By Ronda Kaysen
Tensions over creating a new middle school for Battery Park City children flared up at a recent Community Board 1 meeting when several P.S. 89 parents voiced their desire to zone a middle school nearby for their children.
“I.S. 89 should be a zoned school,” 17-year B.P.C. resident Maria Ouranitsas told board members at the March 15 meeting, her third grader standing beside her. “Every child has a right to have a school in their neighborhood that they can walk to. It’s not right for a child not to have a choice.”
Currently, P.S. 89 on Warren St. in B.P.C. is zoned for the Battery Park City neighborhood, but the middle school that shares the same building, I.S. 89, is a testing school and open to any child in the city, leaving the Simon Baruch School on East 21st St. the nearest zoned middle school in the area.

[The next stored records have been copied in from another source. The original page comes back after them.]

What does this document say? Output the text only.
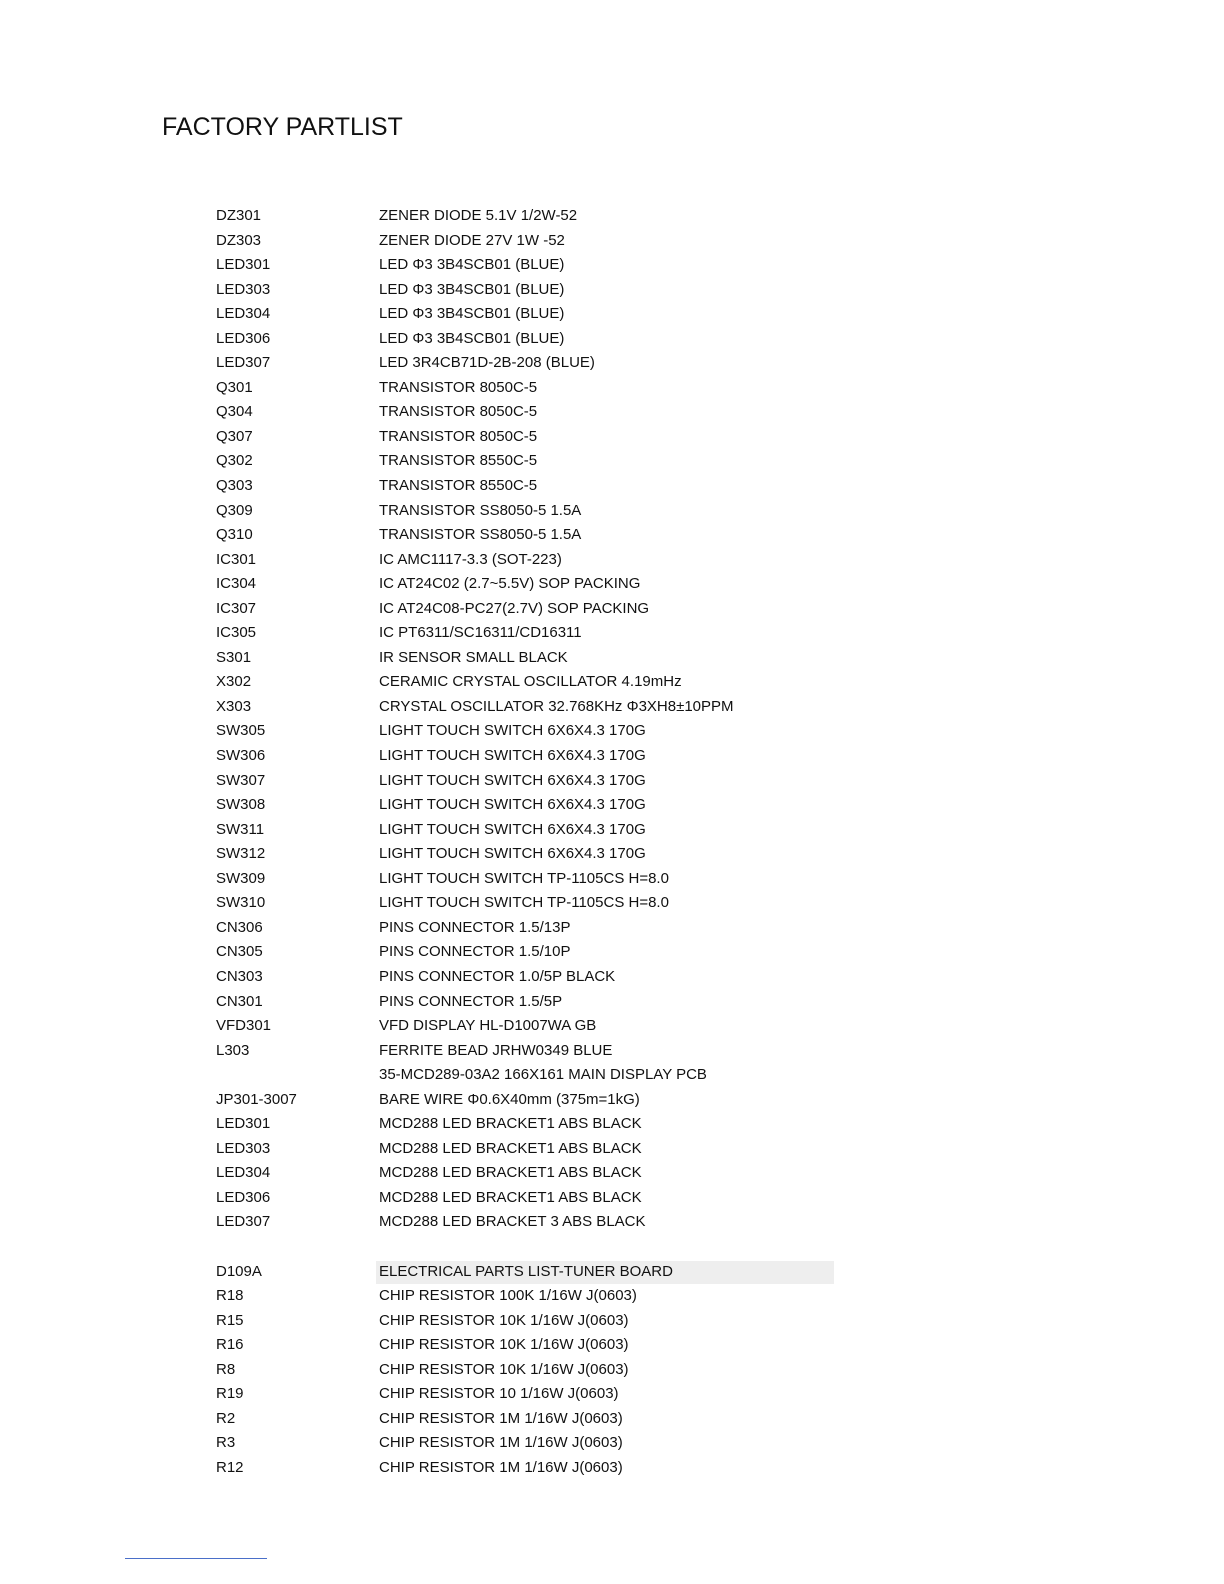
FACTORY PARTLIST
DZ301	ZENER DIODE 5.1V 1/2W-52
DZ303	ZENER DIODE 27V 1W -52
LED301	LED Φ3 3B4SCB01 (BLUE)
LED303	LED Φ3 3B4SCB01 (BLUE)
LED304	LED Φ3 3B4SCB01 (BLUE)
LED306	LED Φ3 3B4SCB01 (BLUE)
LED307	LED 3R4CB71D-2B-208 (BLUE)
Q301	TRANSISTOR 8050C-5
Q304	TRANSISTOR 8050C-5
Q307	TRANSISTOR 8050C-5
Q302	TRANSISTOR 8550C-5
Q303	TRANSISTOR 8550C-5
Q309	TRANSISTOR SS8050-5 1.5A
Q310	TRANSISTOR SS8050-5 1.5A
IC301	IC AMC1117-3.3 (SOT-223)
IC304	IC AT24C02 (2.7~5.5V) SOP PACKING
IC307	IC AT24C08-PC27(2.7V) SOP PACKING
IC305	IC PT6311/SC16311/CD16311
S301	IR SENSOR SMALL BLACK
X302	CERAMIC CRYSTAL OSCILLATOR 4.19mHz
X303	CRYSTAL OSCILLATOR 32.768KHz Φ3XH8±10PPM
SW305	LIGHT TOUCH SWITCH 6X6X4.3 170G
SW306	LIGHT TOUCH SWITCH 6X6X4.3 170G
SW307	LIGHT TOUCH SWITCH 6X6X4.3 170G
SW308	LIGHT TOUCH SWITCH 6X6X4.3 170G
SW311	LIGHT TOUCH SWITCH 6X6X4.3 170G
SW312	LIGHT TOUCH SWITCH 6X6X4.3 170G
SW309	LIGHT TOUCH SWITCH TP-1105CS H=8.0
SW310	LIGHT TOUCH SWITCH TP-1105CS H=8.0
CN306	PINS CONNECTOR 1.5/13P
CN305	PINS CONNECTOR 1.5/10P
CN303	PINS CONNECTOR 1.0/5P BLACK
CN301	PINS CONNECTOR 1.5/5P
VFD301	VFD DISPLAY HL-D1007WA GB
L303	FERRITE BEAD JRHW0349 BLUE
35-MCD289-03A2 166X161 MAIN DISPLAY PCB
JP301-3007	BARE WIRE Φ0.6X40mm (375m=1kG)
LED301	MCD288 LED BRACKET1 ABS BLACK
LED303	MCD288 LED BRACKET1 ABS BLACK
LED304	MCD288 LED BRACKET1 ABS BLACK
LED306	MCD288 LED BRACKET1 ABS BLACK
LED307	MCD288 LED BRACKET 3 ABS BLACK
D109A	ELECTRICAL PARTS LIST-TUNER BOARD
R18	CHIP RESISTOR 100K 1/16W J(0603)
R15	CHIP RESISTOR 10K 1/16W J(0603)
R16	CHIP RESISTOR 10K 1/16W J(0603)
R8	CHIP RESISTOR 10K 1/16W J(0603)
R19	CHIP RESISTOR 10 1/16W J(0603)
R2	CHIP RESISTOR 1M 1/16W J(0603)
R3	CHIP RESISTOR 1M 1/16W J(0603)
R12	CHIP RESISTOR 1M 1/16W J(0603)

In recent months, P.S. 89 parents have launched a campaign to zone a middle school for their children that is closer to home, with some parents suggesting combining the elementary and middle school on Warren St. into a K-8 school for the neighborhood.
At the meeting, many parents wore buttons created by P.S. 89 parent Dennis Gault that read, “Let’s make P.S./I.S. 89 our community school. A really big K-8 is great.”

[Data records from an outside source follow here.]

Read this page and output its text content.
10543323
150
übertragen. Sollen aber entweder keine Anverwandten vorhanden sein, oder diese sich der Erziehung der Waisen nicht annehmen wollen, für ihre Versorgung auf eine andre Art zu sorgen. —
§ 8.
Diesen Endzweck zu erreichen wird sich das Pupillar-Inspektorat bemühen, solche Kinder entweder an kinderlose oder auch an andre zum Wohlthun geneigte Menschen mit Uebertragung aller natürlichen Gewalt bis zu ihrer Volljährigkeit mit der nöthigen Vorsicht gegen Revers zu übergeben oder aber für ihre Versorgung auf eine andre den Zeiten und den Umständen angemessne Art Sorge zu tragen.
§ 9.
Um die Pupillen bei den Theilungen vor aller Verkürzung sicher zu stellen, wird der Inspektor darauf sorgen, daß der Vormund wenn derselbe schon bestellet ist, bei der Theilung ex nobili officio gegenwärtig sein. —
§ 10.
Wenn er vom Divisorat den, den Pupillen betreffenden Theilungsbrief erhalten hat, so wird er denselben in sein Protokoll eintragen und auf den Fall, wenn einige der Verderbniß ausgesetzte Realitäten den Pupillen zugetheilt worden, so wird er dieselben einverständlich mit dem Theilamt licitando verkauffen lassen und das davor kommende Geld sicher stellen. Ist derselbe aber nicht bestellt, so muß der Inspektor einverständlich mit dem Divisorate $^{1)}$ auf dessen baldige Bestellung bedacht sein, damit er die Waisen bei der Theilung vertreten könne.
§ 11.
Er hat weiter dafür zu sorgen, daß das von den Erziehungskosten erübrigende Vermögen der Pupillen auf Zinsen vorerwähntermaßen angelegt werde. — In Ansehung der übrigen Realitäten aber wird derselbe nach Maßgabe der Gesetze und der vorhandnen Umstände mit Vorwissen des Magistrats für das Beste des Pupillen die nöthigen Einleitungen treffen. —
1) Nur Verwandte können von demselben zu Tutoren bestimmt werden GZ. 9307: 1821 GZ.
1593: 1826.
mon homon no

“The community we have with the neighbors is amazing,” Kathy Galan, who has lived in B.P.C. for 18 years, told the board. Galan worries that her son may have to leave the neighborhood by subway each day to attend middle school. “Please help us stay together,” she pleaded.
Critics of the proposal contend that any rezoning efforts must take into account the entire C.B. 1 district, which includes every neighborhood south of Canal St. and the Brooklyn Bridge, river to river.

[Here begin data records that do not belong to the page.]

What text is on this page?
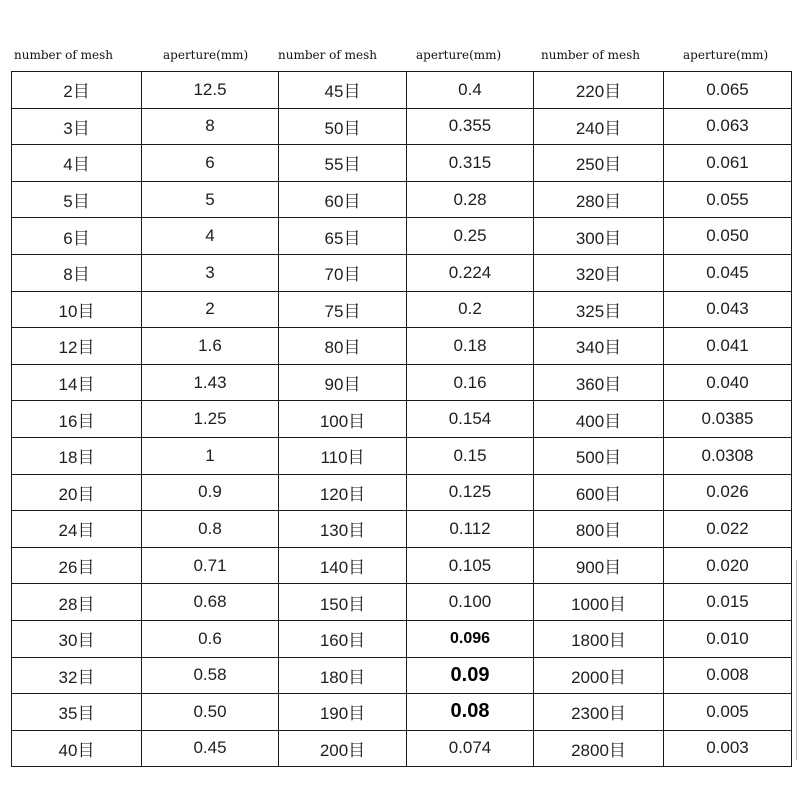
number of mesh	aperture(mm) number of mesh	aperture(mm)	number of mesh	aperture(mm)
2目	12.5	45目	0.4	220目	0.065
3目	8	50目	0.355	240目	0.063
4目	6	55目	0.315	250目	0.061
5目	5	60目	0.28	280目	0.055
6目	4	65目	0.25	300目	0.050
8目	3	70目	0.224	320目	0.045
10目	2	75目	0.2	325目	0.043
12目	1.6	80目	0.18	340目	0.041
14目	1.43	90目	0.16	360目	0.040
16目	1.25	100目	0.154	400目	0.0385
18目	1	110目	0.15	500目	0.0308
20目	0.9	120目	0.125	600目	0.026
24目	0.8	130目	0.112	800目	0.022
26目	0.71	140目	0.105	900目	0.020
28目	0.68	150目	0.100	1000目	0.015
30目	0.6	160目	0.096	1800目	0.010
32目	0.58	180目	0.09	2000目	0.008
35目	0.50	190目	0.08	2300目	0.005
40目	0.45	200目	0.074	2800目	0.003
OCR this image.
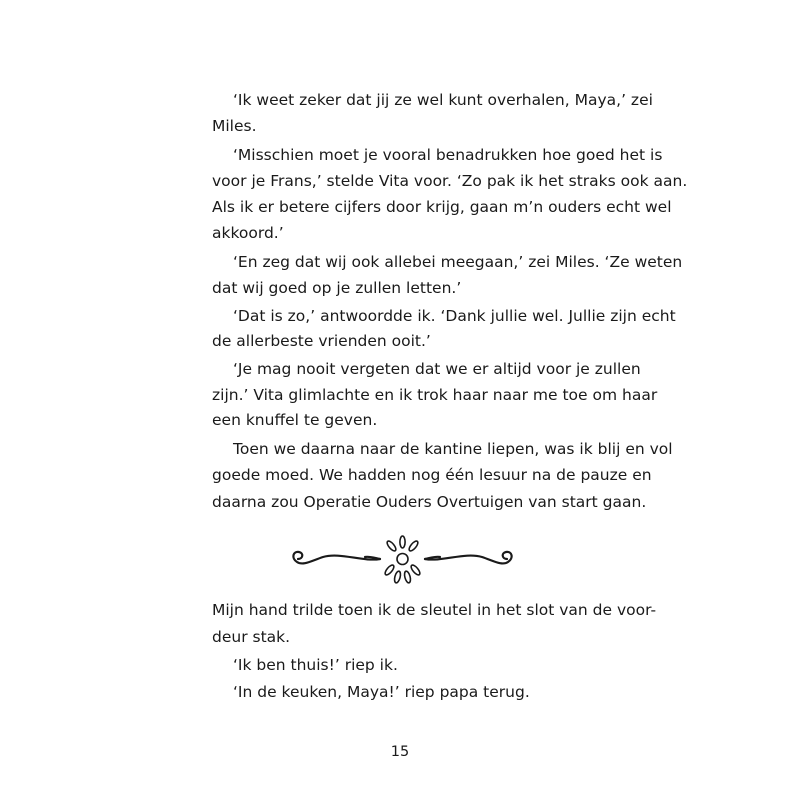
‘Ik weet zeker dat jij ze wel kunt overhalen, Maya,’ zei
Miles.
‘Misschien moet je vooral benadrukken hoe goed het is
voor je Frans,’ stelde Vita voor. ‘Zo pak ik het straks ook aan.
Als ik er betere cijfers door krijg, gaan m’n ouders echt wel
akkoord.’
‘En zeg dat wij ook allebei meegaan,’ zei Miles. ‘Ze weten
dat wij goed op je zullen letten.’
‘Dat is zo,’ antwoordde ik. ‘Dank jullie wel. Jullie zijn echt
de allerbeste vrienden ooit.’
‘Je mag nooit vergeten dat we er altijd voor je zullen
zijn.’ Vita glimlachte en ik trok haar naar me toe om haar
een knuffel te geven.
Toen we daarna naar de kantine liepen, was ik blij en vol
goede moed. We hadden nog één lesuur na de pauze en
daarna zou Operatie Ouders Overtuigen van start gaan.
Mijn hand trilde toen ik de sleutel in het slot van de voor-
deur stak.
‘Ik ben thuis!’ riep ik.
‘In de keuken, Maya!’ riep papa terug.
15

“This is not just a Battery Park City issue,” C.B. 1 chairperson Madelyn Wils told the parents. “We consider the neighborhood to be all parts of Community Board 1 and we look to see how all the kids can get a good education… To think that I.S. 89 is for Battery Park City is inappropriate.”
In September, the city authorized a new K-8 school for the east side of Lower Manhattan and an annex for P.S. 234 in Tribeca. The additional space will affect the zoning of the entire neighborhood, said Wils.
“We certainly advocate a locally zoned sixth grade middle school seat of all of our C.B. 1 youngsters,” said Youth and Education Committee chairperson Paul Hovitz. “We just need to be certain we’re not advocating a method of choice that excludes others.”
Schools Chancellor Joel Klein has said previously that the east side K-8 will be one school, but the Dept. of Ed. has not taken up the zoning questions.